The book is premised on military employment of bioweapons specifically in reference to a newspaper article by President Vladimir Putin mere weeks before his unsurprising electoral win for a second term in office, as well as the US Department of State 2012 annual compliance report on the Biological and Toxin Weapons Convention (BWC). Putin’s article discussed “weapons systems based on new physical principles (beam, geophysical, wave, genetic, psychophysical and other technology) [that] will be developed.” (p. 1) Only one month later, the minister of defense, Anatoliy Serdyukov, set forth tasks in accordance with Putin’s article employing the same verbiage. The State Department’s report reflected doubt of Russia’s BWC compliance due to dual-use programs.

Zilinskas and Mauger provide a complex study of the current Russian biosecurity program. They open with an explanation of the Soviet biosecurity program, history’s “largest and most sophisticated BW program,” and segue into the program of today, as the context for a major source of disconcertment over Russia’s bioterrorism. However, only at the end of the book do the authors specify the Russian Ministry of Defense’s definition of “‘genetic weapons’ as weapons that are capable of damaging the genetic code of an individual” (p. 352). In light of the aforementioned events of 2012 and under the current circumstances, through Biosecurity in Putin’s Russia, the authors aimed to raise awareness of Russia’s biosecurity activities to better inform and encourage a stronger US response.
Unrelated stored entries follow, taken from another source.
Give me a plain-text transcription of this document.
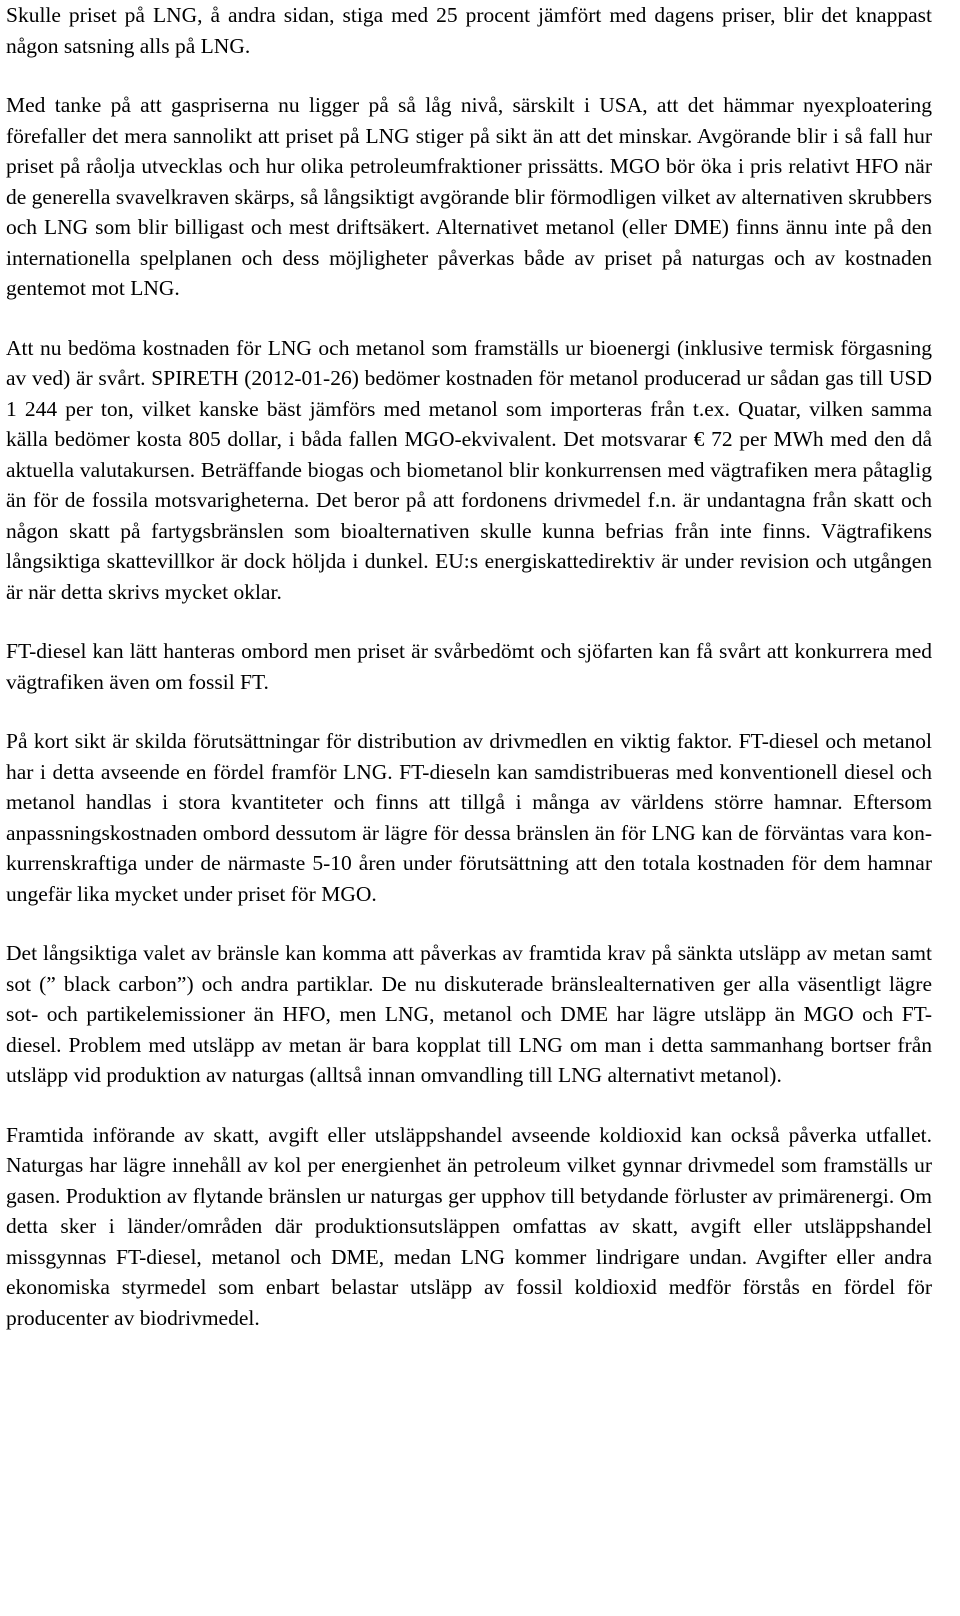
Skulle priset på LNG, å andra sidan, stiga med 25 procent jämfört med dagens priser, blir det knappast någon satsning alls på LNG.

Med tanke på att gaspriserna nu ligger på så låg nivå, särskilt i USA, att det hämmar nyexploatering förefaller det mera sannolikt att priset på LNG stiger på sikt än att det minskar. Avgörande blir i så fall hur priset på råolja utvecklas och hur olika petroleumfraktioner prissätts. MGO bör öka i pris relativt HFO när de generella svavelkraven skärps, så långsiktigt avgörande blir förmodligen vilket av alternativen skrubbers och LNG som blir billigast och mest driftsäkert. Alternativet metanol (eller DME) finns ännu inte på den internationella spelplanen och dess möjligheter påverkas både av priset på naturgas och av kostnaden gentemot mot LNG.

Att nu bedöma kostnaden för LNG och metanol som framställs ur bioenergi (inklusive termisk förgasning av ved) är svårt. SPIRETH (2012-01-26) bedömer kostnaden för metanol producerad ur sådan gas till USD 1 244 per ton, vilket kanske bäst jämförs med metanol som importeras från t.ex. Quatar, vilken samma källa bedömer kosta 805 dollar, i båda fallen MGO-ekvivalent. Det motsvarar € 72 per MWh med den då aktuella valutakursen. Beträffande biogas och biometanol blir konkurrensen med vägtrafiken mera påtaglig än för de fossila motsvarigheterna. Det beror på att fordonens drivmedel f.n. är undantagna från skatt och någon skatt på fartygsbränslen som bioalternativen skulle kunna befrias från inte finns. Vägtrafikens långsiktiga skattevillkor är dock höljda i dunkel. EU:s energiskattedirektiv är under revision och utgången är när detta skrivs mycket oklar.

FT-diesel kan lätt hanteras ombord men priset är svårbedömt och sjöfarten kan få svårt att konkurrera med vägtrafiken även om fossil FT.

På kort sikt är skilda förutsättningar för distribution av drivmedlen en viktig faktor. FT-diesel och metanol har i detta avseende en fördel framför LNG. FT-dieseln kan samdistribueras med konventionell diesel och metanol handlas i stora kvantiteter och finns att tillgå i många av världens större hamnar. Eftersom anpassningskostnaden ombord dessutom är lägre för dessa bränslen än för LNG kan de förväntas vara konkurrenskraftiga under de närmaste 5-10 åren under förutsättning att den totala kostnaden för dem hamnar ungefär lika mycket under priset för MGO.

Det långsiktiga valet av bränsle kan komma att påverkas av framtida krav på sänkta utsläpp av metan samt sot (” black carbon”) och andra partiklar. De nu diskuterade bränslealternativen ger alla väsentligt lägre sot- och partikelemissioner än HFO, men LNG, metanol och DME har lägre utsläpp än MGO och FT-diesel. Problem med utsläpp av metan är bara kopplat till LNG om man i detta sammanhang bortser från utsläpp vid produktion av naturgas (alltså innan omvandling till LNG alternativt metanol).

Framtida införande av skatt, avgift eller utsläppshandel avseende koldioxid kan också påverka utfallet. Naturgas har lägre innehåll av kol per energienhet än petroleum vilket gynnar drivmedel som framställs ur gasen. Produktion av flytande bränslen ur naturgas ger upphov till betydande förluster av primärenergi. Om detta sker i länder/områden där produktionsutsläppen omfattas av skatt, avgift eller utsläppshandel missgynnas FT-diesel, metanol och DME, medan LNG kommer lindrigare undan. Avgifter eller andra ekonomiska styrmedel som enbart belastar utsläpp av fossil koldioxid medför förstås en fördel för producenter av biodrivmedel.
As the book is premised on the Putin administration’s statements regarding genetic (the properties in the genes or biological structures of substances, not the hereditary passing of characteristics from parent to child) weapons as well as degraded US-Russia relations within the BWC, the authors address Russia’s approach to the Biological and Toxin Weapons Convention. Although delving into available and indirect data on military activities, they also commit significant research and text to Russia’s civilian biotechnology institutions, recognizing the need for foundational science institutions with academic development and publications as well as the dual-use potential of technology, research and development, and human capital. These metrics can be interpreted as proxies for the inaccessible data on military programs.

Biosecurity in Putin’s Russia is a sentinel of troubling activity under President Putin’s reign, especially amidst the recent high-profile, conspicuous poisoning of double agent Sergei Skripal in UK territory. In the conclusion, they offer a specific response to recent Russian diplomatic attacks on the US via the BWC, broader potential policy solutions, and cooperative efforts between the US and Russia. Regarding the current US “nonresponse” (p. 355) to Russia’s aggression in the area, the authors posit that it spawned from previous diplomatic goals to prop up decaying relations. However, they advocate instead for various diplomatic options, to encourage US consideration of the issue, and subsequent action rather than simple observation/participation in the BWC. Their recommendations are prescient and reinforced by solid research; the international community would be wise to utilize this work to further advocate pressure for transparency and compliance in the BWC.

 

Maj Caitlin Diffley, USAF
Naval Postgraduate School
Monterey, California

 

The views expressed in the book review are those of the author(s) and do not reflect the official policy or position of the US government or the Department of Defense.